観月は、桜の木の下にいた。光故か、遠さ故か。後ろ姿のシルエットを確認できるぐらい。
しかしそれすらも花びらでが霞んでしまう。
禍々しい美しさに息を飲む。
こんなにも花で覆われているのに、何も匂いがないのがかえって現実感のなさを感じさせた。
囚われてしまう。
攫われてしまう。
誰が?
私?
それとも観月?
わからない。
あまりにも花に囲まれているから、方向感覚すら危うくなっていく。
白にも近い薄桃色の花びらが舞う。舞う。
気付けば、ただがむしゃらに駆け出していた。
駆けて、観月の腕にしがみつく。
そこにある確かな感触と、温もりに初めて安心できた。
「おや……どうしました?」
何も答えずにただ腕にしがみついく。
「どうやら怖がらせてしまったようですね。ですが、貴方の疑問に答えるには十分のようです」
何の事だろうか。観月の顔を見つめると何時ものように余裕をかました、んふ、という笑い声を漏らす。
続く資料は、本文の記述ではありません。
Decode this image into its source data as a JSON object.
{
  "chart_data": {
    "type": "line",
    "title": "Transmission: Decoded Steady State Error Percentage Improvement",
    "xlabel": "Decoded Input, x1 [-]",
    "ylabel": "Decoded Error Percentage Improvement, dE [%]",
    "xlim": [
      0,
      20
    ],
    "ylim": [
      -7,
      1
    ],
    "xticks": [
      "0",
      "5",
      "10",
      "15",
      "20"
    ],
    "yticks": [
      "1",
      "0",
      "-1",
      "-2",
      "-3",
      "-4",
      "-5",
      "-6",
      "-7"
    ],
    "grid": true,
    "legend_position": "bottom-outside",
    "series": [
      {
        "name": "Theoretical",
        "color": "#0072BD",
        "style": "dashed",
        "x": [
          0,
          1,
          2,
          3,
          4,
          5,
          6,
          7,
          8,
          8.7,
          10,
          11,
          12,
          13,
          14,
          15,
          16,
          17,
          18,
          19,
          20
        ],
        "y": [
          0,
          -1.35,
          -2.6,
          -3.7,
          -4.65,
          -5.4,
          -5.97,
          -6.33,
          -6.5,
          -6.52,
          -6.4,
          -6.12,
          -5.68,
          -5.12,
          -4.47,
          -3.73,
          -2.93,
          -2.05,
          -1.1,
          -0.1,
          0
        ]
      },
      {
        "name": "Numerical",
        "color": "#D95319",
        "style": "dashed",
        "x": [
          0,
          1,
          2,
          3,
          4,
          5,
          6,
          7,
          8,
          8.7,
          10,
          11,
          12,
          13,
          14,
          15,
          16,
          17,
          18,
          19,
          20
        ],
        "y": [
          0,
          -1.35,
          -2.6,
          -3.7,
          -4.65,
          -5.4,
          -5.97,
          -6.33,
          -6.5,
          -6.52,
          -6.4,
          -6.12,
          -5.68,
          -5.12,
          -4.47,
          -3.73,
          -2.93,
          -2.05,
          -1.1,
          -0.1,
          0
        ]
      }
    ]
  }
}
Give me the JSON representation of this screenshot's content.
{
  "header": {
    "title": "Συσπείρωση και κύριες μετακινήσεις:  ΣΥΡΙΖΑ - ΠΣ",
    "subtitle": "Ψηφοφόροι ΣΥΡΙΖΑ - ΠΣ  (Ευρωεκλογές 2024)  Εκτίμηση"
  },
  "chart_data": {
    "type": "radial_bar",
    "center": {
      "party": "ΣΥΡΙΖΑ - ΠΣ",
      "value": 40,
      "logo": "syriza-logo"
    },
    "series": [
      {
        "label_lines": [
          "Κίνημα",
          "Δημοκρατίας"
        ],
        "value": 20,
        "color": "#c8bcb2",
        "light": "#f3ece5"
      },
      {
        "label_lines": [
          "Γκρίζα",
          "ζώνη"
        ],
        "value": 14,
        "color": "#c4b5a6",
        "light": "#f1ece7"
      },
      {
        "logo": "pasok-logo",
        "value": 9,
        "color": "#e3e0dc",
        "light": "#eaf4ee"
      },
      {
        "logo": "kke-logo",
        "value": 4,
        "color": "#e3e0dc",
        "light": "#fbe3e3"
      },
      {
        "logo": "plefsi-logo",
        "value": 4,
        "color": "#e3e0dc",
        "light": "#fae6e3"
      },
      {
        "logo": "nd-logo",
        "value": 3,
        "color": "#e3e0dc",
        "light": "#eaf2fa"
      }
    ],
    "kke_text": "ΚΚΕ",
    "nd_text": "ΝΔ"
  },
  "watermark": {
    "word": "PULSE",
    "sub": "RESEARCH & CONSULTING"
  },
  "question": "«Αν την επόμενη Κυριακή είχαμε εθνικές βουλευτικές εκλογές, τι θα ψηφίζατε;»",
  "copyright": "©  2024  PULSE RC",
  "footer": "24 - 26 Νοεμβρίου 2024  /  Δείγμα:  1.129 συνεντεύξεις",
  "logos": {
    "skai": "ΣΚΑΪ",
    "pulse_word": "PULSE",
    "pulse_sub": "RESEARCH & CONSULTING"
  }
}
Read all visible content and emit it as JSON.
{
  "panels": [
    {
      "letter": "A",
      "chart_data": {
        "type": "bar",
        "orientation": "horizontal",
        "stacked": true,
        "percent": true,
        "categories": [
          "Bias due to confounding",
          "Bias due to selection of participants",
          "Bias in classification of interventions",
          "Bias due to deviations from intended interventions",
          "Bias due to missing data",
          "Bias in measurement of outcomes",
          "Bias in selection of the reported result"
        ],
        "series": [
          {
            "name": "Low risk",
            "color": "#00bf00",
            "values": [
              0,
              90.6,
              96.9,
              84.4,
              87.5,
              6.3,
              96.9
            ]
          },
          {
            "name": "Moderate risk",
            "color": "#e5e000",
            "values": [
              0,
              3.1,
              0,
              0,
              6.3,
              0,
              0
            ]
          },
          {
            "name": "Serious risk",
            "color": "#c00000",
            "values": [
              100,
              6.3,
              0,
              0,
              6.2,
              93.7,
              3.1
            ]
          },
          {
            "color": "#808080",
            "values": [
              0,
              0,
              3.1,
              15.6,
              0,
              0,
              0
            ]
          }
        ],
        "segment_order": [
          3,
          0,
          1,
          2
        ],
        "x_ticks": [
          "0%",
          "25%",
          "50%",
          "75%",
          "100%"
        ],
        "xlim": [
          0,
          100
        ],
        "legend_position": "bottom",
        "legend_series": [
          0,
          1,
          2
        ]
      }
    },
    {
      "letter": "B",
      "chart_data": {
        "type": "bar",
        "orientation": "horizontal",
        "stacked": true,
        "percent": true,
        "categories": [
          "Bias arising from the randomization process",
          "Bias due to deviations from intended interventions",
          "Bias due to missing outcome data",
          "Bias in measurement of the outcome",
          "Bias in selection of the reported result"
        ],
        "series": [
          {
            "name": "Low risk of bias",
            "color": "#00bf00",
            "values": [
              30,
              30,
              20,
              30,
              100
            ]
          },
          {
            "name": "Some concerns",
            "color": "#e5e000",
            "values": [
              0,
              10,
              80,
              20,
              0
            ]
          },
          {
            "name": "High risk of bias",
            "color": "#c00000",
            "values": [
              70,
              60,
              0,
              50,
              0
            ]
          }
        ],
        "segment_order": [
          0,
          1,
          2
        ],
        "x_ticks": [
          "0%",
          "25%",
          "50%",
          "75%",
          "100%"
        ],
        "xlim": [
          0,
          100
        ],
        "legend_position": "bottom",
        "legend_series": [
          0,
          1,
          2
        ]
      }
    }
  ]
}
「桜が一番愛でられている花のはずなのに、どんちゃん騒ぎの花見に疑問を持っていたでしょう?」
そういえばそうだった。それで観月は意味ありげにこの待ち合わせの約束を取り付けたのだ。
「桜はね神の坐とも言うんですよ。ご存知ですか?
けれど日本の神様達は救ってくれるわけでなし、零落すれば鬼にもなるしで」
説教めいた口調はどこか牧師様が説教する時の口調と似ている。
その淡々とした、そして自信ありがな説明が今は耳に心地良い。
「桜には神々しい美しさと魂を捕られるような怖ろしさと色香がつくんです。
だからまともに向き合うには覚悟が必要。それを我々はどこかで気付いているのでしょうね」
あぁ、だからどんちゃん騒ぎでちょうどいいのか。
「もっとも、わかり易くするために少し小細工もしましたが」
光に事だろう。みれば、球体の和紙でできたボールが転がっている。
一体これだけの数をどうやって集めてきたのだろう。
「せっかくですから、ここで紅茶の一杯でも飲んで行きませんか。
どんちゃん騒ぎにも理由はありますが僕としては優雅に花見もしたいものですし」
ピクニックバスケットをひょいと持ち上げてみせてくる。
「うん!」
観月の入れ紅茶は美味しい。
桜に紅茶とはまた和洋ごちゃまぜだが……。
たぶん、楽しむ事が大切なのだ。何ごとも。
腕から離れ、流れるような仕草で紅茶を入れ始める手元を見つめた。